P.S. Deze ideeën kunnen uitgevoerd worden door alle leerlingen, niet alleen door de ‘beste’, ‘meest creatieve’ of ‘meest getalenteerde’ leerlingen in de klas….

Olympische Spelen en duurzaam onderwijs

“When individuals are united in a large common purpose, it can bring out the best in us.” Volgens de Britse krant “The Independent” is dat een van de belangrijkste lessen die uit de Olympische spelen in Londen kan gehaald worden (5 augustus 2012). Een jaar geleden stond Londen nog in rep en roer: rellen teisterden de binnenstad. Heel wat jonge mensen waren daarbij betrokken.

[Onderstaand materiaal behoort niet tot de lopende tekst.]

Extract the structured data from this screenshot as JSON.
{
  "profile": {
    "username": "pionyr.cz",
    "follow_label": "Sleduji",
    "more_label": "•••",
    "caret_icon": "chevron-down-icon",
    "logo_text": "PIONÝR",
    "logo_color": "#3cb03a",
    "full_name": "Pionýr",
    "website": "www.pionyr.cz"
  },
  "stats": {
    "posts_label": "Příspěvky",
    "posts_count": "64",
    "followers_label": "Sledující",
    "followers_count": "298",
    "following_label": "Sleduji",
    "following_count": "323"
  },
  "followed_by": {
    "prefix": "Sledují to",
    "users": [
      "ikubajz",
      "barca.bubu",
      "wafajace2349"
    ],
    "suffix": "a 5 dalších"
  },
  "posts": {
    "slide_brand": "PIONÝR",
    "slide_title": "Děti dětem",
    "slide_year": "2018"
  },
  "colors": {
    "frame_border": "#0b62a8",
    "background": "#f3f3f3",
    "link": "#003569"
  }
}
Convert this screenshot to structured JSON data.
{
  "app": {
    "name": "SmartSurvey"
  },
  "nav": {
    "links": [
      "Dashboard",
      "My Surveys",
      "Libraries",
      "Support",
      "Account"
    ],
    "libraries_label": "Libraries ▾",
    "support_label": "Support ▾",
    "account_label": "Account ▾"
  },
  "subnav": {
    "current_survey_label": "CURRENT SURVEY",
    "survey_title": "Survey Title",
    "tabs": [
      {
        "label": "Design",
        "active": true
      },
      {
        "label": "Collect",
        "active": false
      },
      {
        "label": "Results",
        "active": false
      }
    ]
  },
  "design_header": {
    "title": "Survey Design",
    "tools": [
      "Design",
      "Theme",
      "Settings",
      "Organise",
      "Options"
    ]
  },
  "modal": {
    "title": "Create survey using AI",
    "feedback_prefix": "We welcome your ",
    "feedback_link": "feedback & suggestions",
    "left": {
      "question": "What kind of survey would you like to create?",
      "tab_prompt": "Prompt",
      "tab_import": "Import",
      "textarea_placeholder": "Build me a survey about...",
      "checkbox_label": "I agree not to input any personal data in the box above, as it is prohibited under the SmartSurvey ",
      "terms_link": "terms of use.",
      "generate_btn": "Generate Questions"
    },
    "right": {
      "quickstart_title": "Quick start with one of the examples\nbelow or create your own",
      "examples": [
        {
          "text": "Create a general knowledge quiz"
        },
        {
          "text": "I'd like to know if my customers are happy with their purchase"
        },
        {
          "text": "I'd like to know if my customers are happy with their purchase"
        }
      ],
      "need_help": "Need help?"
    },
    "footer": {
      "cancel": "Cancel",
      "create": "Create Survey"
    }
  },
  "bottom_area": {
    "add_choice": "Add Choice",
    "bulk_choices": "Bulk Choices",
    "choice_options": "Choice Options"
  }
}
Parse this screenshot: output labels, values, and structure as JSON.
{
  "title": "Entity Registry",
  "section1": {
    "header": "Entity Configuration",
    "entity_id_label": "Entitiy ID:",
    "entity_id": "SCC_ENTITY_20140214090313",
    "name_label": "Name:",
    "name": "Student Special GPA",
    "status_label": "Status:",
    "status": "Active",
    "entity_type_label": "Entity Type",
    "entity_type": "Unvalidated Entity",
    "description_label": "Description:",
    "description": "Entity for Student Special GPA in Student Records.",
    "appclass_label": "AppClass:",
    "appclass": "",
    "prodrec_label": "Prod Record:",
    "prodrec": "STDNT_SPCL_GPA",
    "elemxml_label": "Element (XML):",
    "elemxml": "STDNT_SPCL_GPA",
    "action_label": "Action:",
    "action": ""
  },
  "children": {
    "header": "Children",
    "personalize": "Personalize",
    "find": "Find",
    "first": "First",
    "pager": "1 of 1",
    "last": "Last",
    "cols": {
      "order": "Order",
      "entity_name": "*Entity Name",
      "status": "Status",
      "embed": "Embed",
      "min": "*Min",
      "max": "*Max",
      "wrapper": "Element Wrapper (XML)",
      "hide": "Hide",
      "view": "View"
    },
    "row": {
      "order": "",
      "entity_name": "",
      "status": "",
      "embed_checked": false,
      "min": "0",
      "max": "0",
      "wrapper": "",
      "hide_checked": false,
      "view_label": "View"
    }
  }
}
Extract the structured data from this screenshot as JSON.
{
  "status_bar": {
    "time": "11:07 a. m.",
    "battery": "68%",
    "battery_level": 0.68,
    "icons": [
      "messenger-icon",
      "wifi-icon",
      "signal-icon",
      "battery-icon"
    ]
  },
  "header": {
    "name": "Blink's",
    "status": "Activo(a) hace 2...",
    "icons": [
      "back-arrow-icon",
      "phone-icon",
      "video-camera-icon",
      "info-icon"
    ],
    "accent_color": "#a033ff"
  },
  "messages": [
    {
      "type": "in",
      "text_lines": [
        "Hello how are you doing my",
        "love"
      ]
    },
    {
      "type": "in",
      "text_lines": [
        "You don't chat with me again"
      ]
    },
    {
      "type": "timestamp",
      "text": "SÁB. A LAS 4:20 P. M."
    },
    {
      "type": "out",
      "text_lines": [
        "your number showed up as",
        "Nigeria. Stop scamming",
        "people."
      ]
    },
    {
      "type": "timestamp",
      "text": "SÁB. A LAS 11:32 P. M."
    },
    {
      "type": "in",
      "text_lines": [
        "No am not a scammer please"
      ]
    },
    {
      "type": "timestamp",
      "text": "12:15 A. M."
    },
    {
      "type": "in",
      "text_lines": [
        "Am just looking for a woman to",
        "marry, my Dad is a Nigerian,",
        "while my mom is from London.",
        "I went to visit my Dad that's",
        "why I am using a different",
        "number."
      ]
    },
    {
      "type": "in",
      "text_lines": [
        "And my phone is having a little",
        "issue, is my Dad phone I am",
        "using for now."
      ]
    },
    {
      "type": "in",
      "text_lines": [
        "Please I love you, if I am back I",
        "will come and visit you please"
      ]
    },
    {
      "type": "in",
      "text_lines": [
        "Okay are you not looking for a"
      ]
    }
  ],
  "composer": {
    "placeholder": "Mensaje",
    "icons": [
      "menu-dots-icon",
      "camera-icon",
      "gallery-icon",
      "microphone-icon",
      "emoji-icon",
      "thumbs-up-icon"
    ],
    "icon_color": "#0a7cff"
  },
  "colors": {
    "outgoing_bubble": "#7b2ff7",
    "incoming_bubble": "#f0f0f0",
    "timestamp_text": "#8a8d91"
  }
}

Een jaar later zijn de Britse kranten euforisch nadat de Britten op één avond goud behaalden op de 10.000 meter, het verspringen en de zevenkamp voor vrouwen. Bovendien verloopt de organisatie van de Spelen zeer goed: dat is onder meer te danken aan de inzet van duizenden jonge vrijwilligers (van alle rassen en standen). Kan onderwijs ook goud halen? Kan het het beste bij jonge mensen (van alle rassen en klassen) naar boven halen door hen vaker aan een gezamenlijk doel te laten werken? Kan onderwijs jongeren vaker het gevoel geven dat wat ze op school doen en leren, een zinvol gezamenlijk doel dient? Kan onderwijs jongeren afleveren die geleerd en gevoeld hebben dat als mensen samen aan ‘a large common purpose’ werken, ze er beter van worden? Kan onderwijs jonge mensen op die manier bezielen? En moeten daarvoor dan niet wat vaker de schotten tussen klassen, vakken en studierichtingen weggehaald worden, en de muren tussen school en buitenwereld gesloopt?